Fetch the complete documentation index at: https://docs.clarityq.ai/llms.txt

Use this file to discover all available pages before exploring further.

Once your data warehouse is connected and you have some Context Layer components in place, you’re ready to ask your first question.

Starting a New Conversation

Navigate to Ask Anything from the sidebar. You’ll see a welcome screen with the prompt: “What would you like to ask your data today?” ClarityQ may display suggested questions based on your semantic catalog — click any of them to get started quickly, or type your own question in the input field.

Writing Your Question

Type your question in plain English. ClarityQ understands natural language, so ask the way you’d ask a colleague on the data team. Good questions to start with:
  • “How many active users did we have last week?”
  • “What are the top 10 events by volume this month?”
  • “Show me daily revenue for the last 30 days”

Input Options

Beyond typing a question, you have several tools to refine your request:
OptionHow to UseWhat It Does
Date RangeSelect from the date picker dropdownScopes your question to a specific time period (last 7 days, this month, custom range, etc.)
FiltersExpand the filters panel above the inputApply pre-configured product filters (e.g., platform, region) that constrain the data the agent queries
MentionsType @ followed by a nameReference a specific metric, feature, segment, or entity from your semantic catalog
SkillsType / followed by a skill nameInvoke a reusable analysis workflow that guides the agent step by step
Using mentions (@) is a great way to point the agent to the exact semantic components you want it to use. This leads to more accurate and faster answers.
Product filters are configured by the ClarityQ team during onboarding. Contact support@clarityq.ai if you need to add or modify filters.

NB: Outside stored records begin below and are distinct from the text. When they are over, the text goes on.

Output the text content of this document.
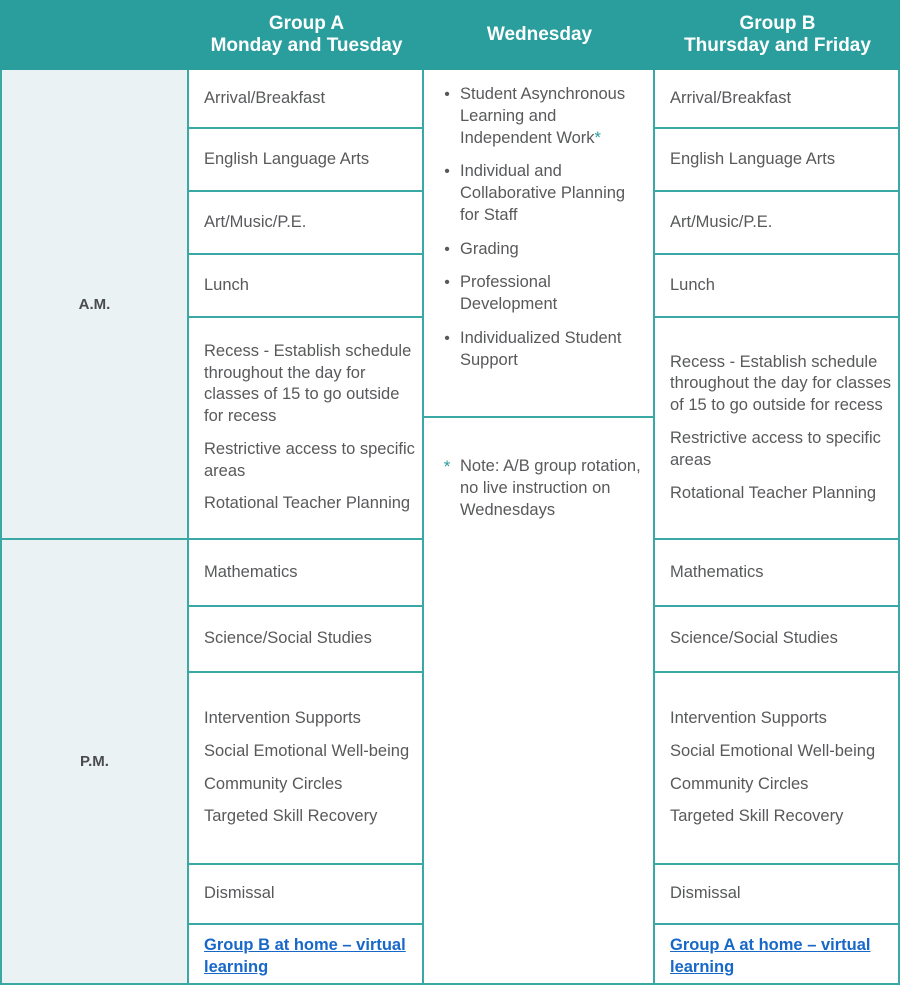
Group A
Monday and Tuesday
Wednesday
Group B
Thursday and Friday
A.M.
P.M.
Arrival/Breakfast
English Language Arts
Art/Music/P.E.
Lunch
Recess - Establish schedule throughout the day for classes of 15 to go outside for recess
Restrictive access to specific areas
Rotational Teacher Planning
Mathematics
Science/Social Studies
Intervention Supports
Social Emotional Well-being
Community Circles
Targeted Skill Recovery
Dismissal
Group B at home – virtual learning
• Student Asynchronous Learning and Independent Work*
• Individual and Collaborative Planning for Staff
• Grading
• Professional Development
• Individualized Student Support
* Note: A/B group rotation, no live instruction on Wednesdays
Arrival/Breakfast
English Language Arts
Art/Music/P.E.
Lunch
Recess - Establish schedule throughout the day for classes of 15 to go outside for recess
Restrictive access to specific areas
Rotational Teacher Planning
Mathematics
Science/Social Studies
Intervention Supports
Social Emotional Well-being
Community Circles
Targeted Skill Recovery
Dismissal
Group A at home – virtual learning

Understanding the Response

A typical response includes:
  • Written insight — A natural language explanation of what the data shows and what it means.
  • Data table — Query results displayed as an interactive table with sorting and column resizing. You can download results as CSV or Excel.
  • Visualizations — When the visualization toggle is on, every numeric answer includes rich visualizations — from a single chart to full visual reports with multiple charts, depending on the complexity of the answer.
  • SQL query — The generated query, shown in a collapsible code block so you can review exactly what was run.
Sometimes the agent will ask a clarification question before answering — for example, to confirm which metric you mean or what time granularity you want. This ensures accurate results rather than guessing.

Continuing the Conversation

Ask Anything is conversational — you can ask follow-up questions in the same session. The agent retains the full context of your conversation, so you can say things like:
  • “Break that down by platform”
  • “What about the previous month?”
  • “Filter to only premium users”
  • “Show me that as a line chart”

Sharing Conversations

Once you have a useful conversation, you can:
  • Share — Generate a read-only link that anyone with access can view.
  • Star — Mark conversations as favorites for easy access later.
  • Send to Analyst — Request a data analyst to review or continue your conversation. Choose an analyst from the list, add an optional note, and it will appear in their request queue.